I find it interesting watching people using trackpads. Most don't know
*how* to use them effectively.
The core trick is that you should only move your fingertip for large
pointer movements, and for small precision movement, keep your
fingertip stationary on the trackpad and _roll_. Increase the
finger-to-laptop angle for vertical movement (pointer away from you or
toward you) and rotate your finger along its axis for small left/right
movements.
Few seem to know this. If you don't know what you're doing, and do it
by trial and error, then trackpads kinda sorta work, not great but
acceptably.
Which I think is also the point about MS Office 2007 and later.
Before, with menus and toolbars, it was efficient once you memorised
the layout of the menus and the hotkeys, and you could customise the
toolbars as you saw fit. (I used to place them vertically at left and
right of the workspace, add a bunch of my own buttons, remove some,
and then I worked out it was quicker to memorise the hotkeys and just
hide the toolbars completely.)
I speedread.
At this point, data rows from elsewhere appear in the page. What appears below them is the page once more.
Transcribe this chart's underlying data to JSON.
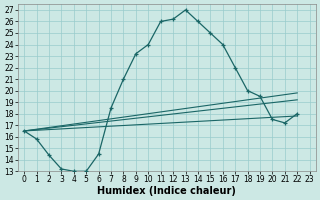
{
  "xlabel": "Humidex (Indice chaleur)",
  "bg_color": "#cce8e4",
  "grid_color": "#99cccc",
  "line_color": "#1a6666",
  "xlim": [
    -0.5,
    23.5
  ],
  "ylim": [
    13,
    27.5
  ],
  "xticks": [
    0,
    1,
    2,
    3,
    4,
    5,
    6,
    7,
    8,
    9,
    10,
    11,
    12,
    13,
    14,
    15,
    16,
    17,
    18,
    19,
    20,
    21,
    22,
    23
  ],
  "yticks": [
    13,
    14,
    15,
    16,
    17,
    18,
    19,
    20,
    21,
    22,
    23,
    24,
    25,
    26,
    27
  ],
  "line1_x": [
    0,
    1,
    2,
    3,
    4,
    5,
    6,
    7,
    8,
    9,
    10,
    11,
    12,
    13,
    14,
    15,
    16,
    17,
    18,
    19,
    20,
    21,
    22
  ],
  "line1_y": [
    16.5,
    15.8,
    14.4,
    13.2,
    13.0,
    13.0,
    14.5,
    18.5,
    21.0,
    23.2,
    24.0,
    26.0,
    26.2,
    27.0,
    26.0,
    25.0,
    24.0,
    22.0,
    20.0,
    19.5,
    17.5,
    17.2,
    18.0
  ],
  "line2_x": [
    0,
    22
  ],
  "line2_y": [
    16.5,
    19.8
  ],
  "line3_x": [
    0,
    22
  ],
  "line3_y": [
    16.5,
    19.2
  ],
  "line4_x": [
    0,
    22
  ],
  "line4_y": [
    16.5,
    17.8
  ],
  "font_size_tick": 5.5,
  "font_size_label": 7.0
}
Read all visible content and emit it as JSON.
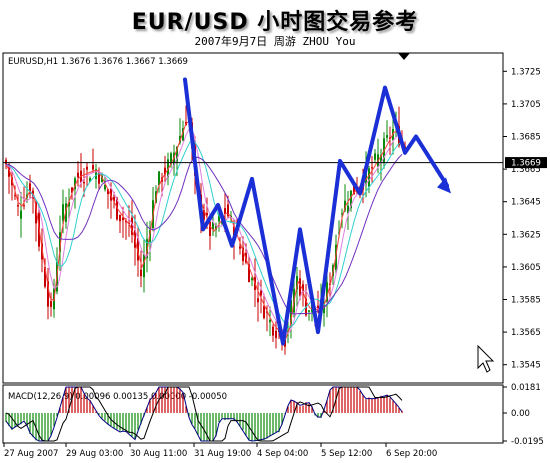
{
  "header": {
    "title": "EUR/USD 小时图交易参考",
    "subtitle": "2007年9月7日     周游 ZHOU You"
  },
  "chart_data": {
    "type": "candlestick",
    "title": "EURUSD,H1  1.3676 1.3676 1.3667 1.3669",
    "symbol": "EURUSD,H1",
    "ohlc_label": "1.3676 1.3676 1.3667 1.3669",
    "ylim": [
      1.3535,
      1.3735
    ],
    "y_ticks": [
      "1.3725",
      "1.3705",
      "1.3685",
      "1.3665",
      "1.3645",
      "1.3625",
      "1.3605",
      "1.3585",
      "1.3565",
      "1.3545"
    ],
    "current_price": 1.3669,
    "current_price_label": "1.3669",
    "x_labels": [
      "27 Aug 2007",
      "29 Aug 03:00",
      "30 Aug 11:00",
      "31 Aug 19:00",
      "4 Sep 04:00",
      "5 Sep 12:00",
      "6 Sep 20:00"
    ],
    "forecast_path": [
      [
        1.372,
        1.3628,
        1.3643,
        1.3618,
        1.3659,
        1.3558,
        1.3628,
        1.3565,
        1.367,
        1.365,
        1.3715,
        1.3675,
        1.3685,
        1.3655
      ]
    ],
    "macd": {
      "label": "MACD(12,26,9) 0.00096 0.00135 0.00000 -0.00050",
      "ylim": [
        -0.0195,
        0.0181
      ],
      "y_ticks": [
        "0.0181",
        "0.00",
        "-0.0195"
      ]
    }
  }
}
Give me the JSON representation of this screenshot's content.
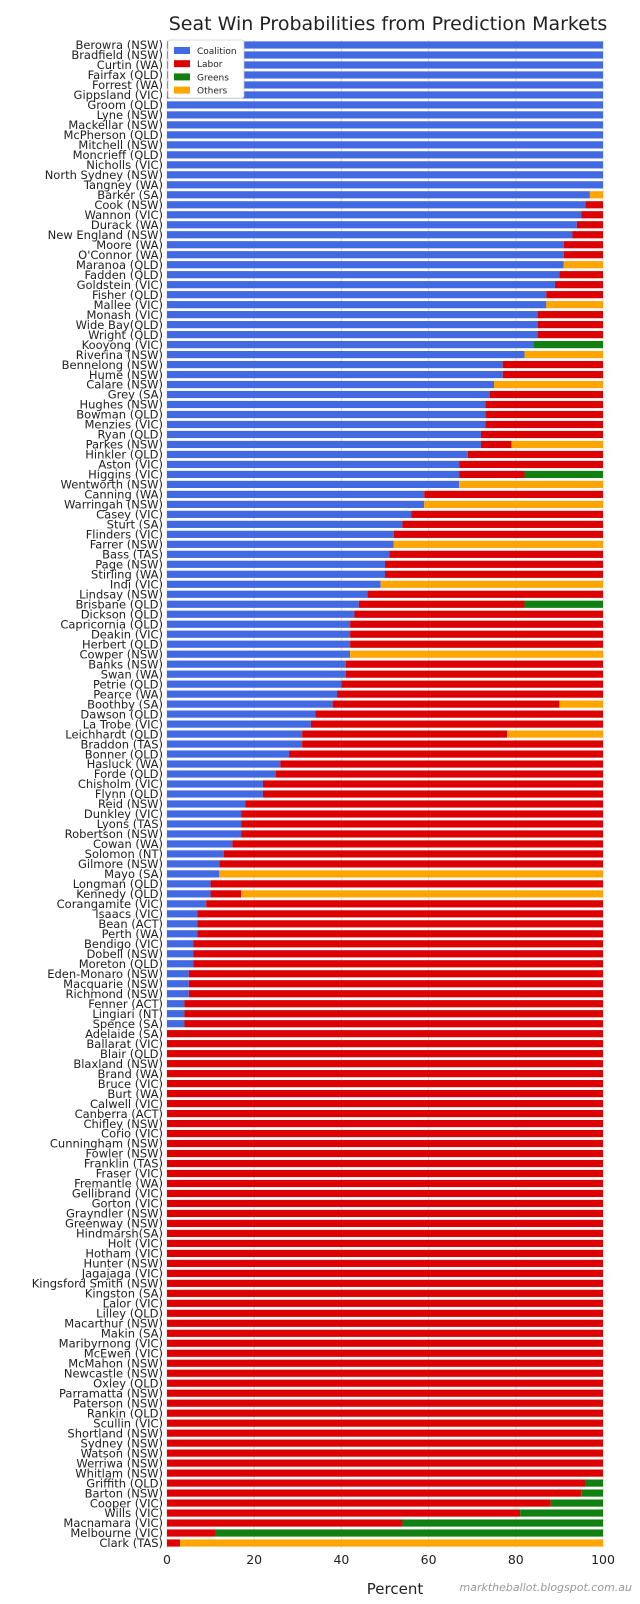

Recently someone on lobste.rs expressed incredulity I'd
read a 5000 word article in 5 minutes. For me that is not even
hurrying. Menus are fast.
Most people can't read that fast, and can't memorise a complex menu
layout. So for most people, the horrible ribbon introduced in Office
2007 is easier. They can't read fast, they lack comprehension, and so
they search, every time, looking at groups of icons and then within
them.
For youngsters this is preferable. For grumpy old gits like me, it's
worse. *MUCH* worse. I find Office 2007 & later unusable. I can't even
put the big fat waste of space vertical.
So, I keep some old copies of Office around, and I use LibreOffice and
other tools. For now, I have the choice.
But modern versions of Windows and Linux are removing menu bars, which
are an old-people tool, and replacing them with icons and visual
controls. For me, idiot lights, for idiots.